On Monday, 19 March 2012 at 17:23:36 UTC, Andrei Alexandrescu
wrote:
On 3/18/12 11:12 PM, Jay Norwood wrote:
I'm timing operations processing 10 2MB text files in
parallel. I
haven't gotten to the part where I put the words in the map,
but I've
done enough through this point to say a few things about the
measurements.
Great work! This prompts quite a few bug reports and
enhancement suggestions - please submit them to bugzilla.
I don't know if they are bugs. On D.learn I got the explanation
that the matches.captures.length() just returns the matches in
the expressions surrounded by (), so I don't think this can be
used ,other than in a for loop, to count lines, for example.
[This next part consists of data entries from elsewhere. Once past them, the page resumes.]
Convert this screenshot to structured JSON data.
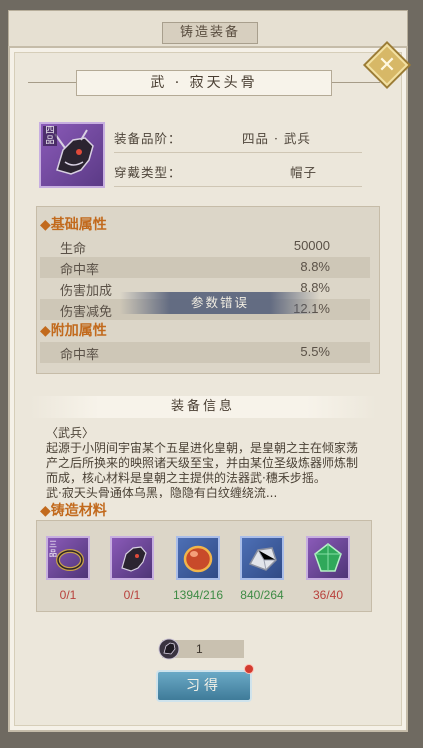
{
  "window": {
    "title": "铸造装备"
  },
  "item": {
    "name": "武 · 寂天头骨",
    "grade_tag": "四品",
    "grade_label": "装备品阶：",
    "grade_value": "四品 · 武兵",
    "type_label": "穿戴类型：",
    "type_value": "帽子"
  },
  "base_section": {
    "title": "◆基础属性",
    "stats": [
      {
        "name": "生命",
        "value": "50000"
      },
      {
        "name": "命中率",
        "value": "8.8%"
      },
      {
        "name": "伤害加成",
        "value": "8.8%"
      },
      {
        "name": "伤害减免",
        "value": "12.1%"
      }
    ]
  },
  "extra_section": {
    "title": "◆附加属性",
    "stats": [
      {
        "name": "命中率",
        "value": "5.5%"
      }
    ]
  },
  "error_message": "参数错误",
  "info": {
    "title": "装备信息",
    "description": "〈武兵〉\n起源于小阴间宇宙某个五星进化皇朝，是皇朝之主在倾家荡产之后所换来的映照诸天级至宝，并由某位圣级炼器师炼制而成，核心材料是皇朝之主提供的法器武·穗禾步摇。\n武·寂天头骨通体乌黑，隐隐有白纹缠绕流..."
  },
  "materials": {
    "title": "◆铸造材料",
    "items": [
      {
        "icon": "bracelet-icon",
        "tag": "三品",
        "count": "0/1",
        "status": "insufficient"
      },
      {
        "icon": "skull-helmet-icon",
        "tag": "",
        "count": "0/1",
        "status": "insufficient"
      },
      {
        "icon": "red-gem-icon",
        "tag": "",
        "count": "1394/216",
        "status": "enough"
      },
      {
        "icon": "silver-ore-icon",
        "tag": "",
        "count": "840/264",
        "status": "enough"
      },
      {
        "icon": "green-gem-icon",
        "tag": "",
        "count": "36/40",
        "status": "insufficient"
      }
    ]
  },
  "quantity": "1",
  "forge_button": "习得",
  "colors": {
    "accent_orange": "#c26a1d",
    "insufficient_red": "#b8413c",
    "enough_green": "#3e8b45",
    "button_blue": "#4f8cab"
  }
}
std.algorithm.count works ok, but I was hoping that there was
something in the ctRegex that would make it work as fast as the
hand-coded string scan.
Two quick notes:
On the other end of the spectrum is the byLine version of the
read. So
this is way too slow to be promoting in our examples, and if
anyone is
using this in the code you should instead read chunks ...
maybe 1MB like
in my example later below, and then split up the lines
yourself.
// read files by line ... yikes! don't want to do this
//finished! time: 485 ms
void wcp_byLine(string fn)
{
auto f = File(fn);
foreach(line; f.byLine(std.string.KeepTerminator.yes)){
}
}
What OS did you use? (The implementation of byLine varies a lot
across OSs.)
I'm doing everything now on win7-64 right now.
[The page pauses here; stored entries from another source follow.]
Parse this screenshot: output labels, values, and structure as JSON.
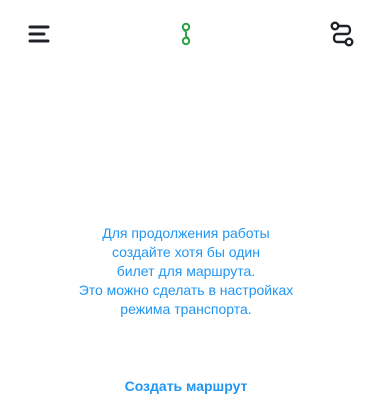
{
  "colors": {
    "accent": "#2196f3",
    "icon_dark": "#1f2328",
    "indicator": "#2ea043",
    "background": "#ffffff"
  },
  "header": {
    "left_icon": "menu-icon",
    "center_icon": "route-path-icon",
    "right_icon": "route-icon"
  },
  "empty_state": {
    "lines": [
      "Для продолжения работы",
      "создайте хотя бы один",
      "билет для маршрута.",
      "Это можно сделать в настройках",
      "режима транспорта."
    ]
  },
  "actions": {
    "create_route_label": "Создать маршрут"
  }
}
I wanted for a long time to improve byLine by allowing it to do
its own buffering. That means once you used byLine it's not
possible to stop it, get back to the original File, and
continue reading it. Using byLine is a commitment. This is what
most uses of it do anyway.
Ok, this was the good surprise. Reading by chunks was faster
than
reading the whole file, by several ms.
What may be at work here is cache effects. Reusing the same 1MB
may place it in faster cache memory, whereas reading 20MB at
once may spill into slower memory.
Yes, I would guess that's the problem. This corei7 has 8MB cache,
and the threadpool creates 7 active tasks by default, as I
understand, so even 1MB blocks is on the border when running
parallel. I'll lower the chunk size to some level that seems
reasonable and retest.
Andrei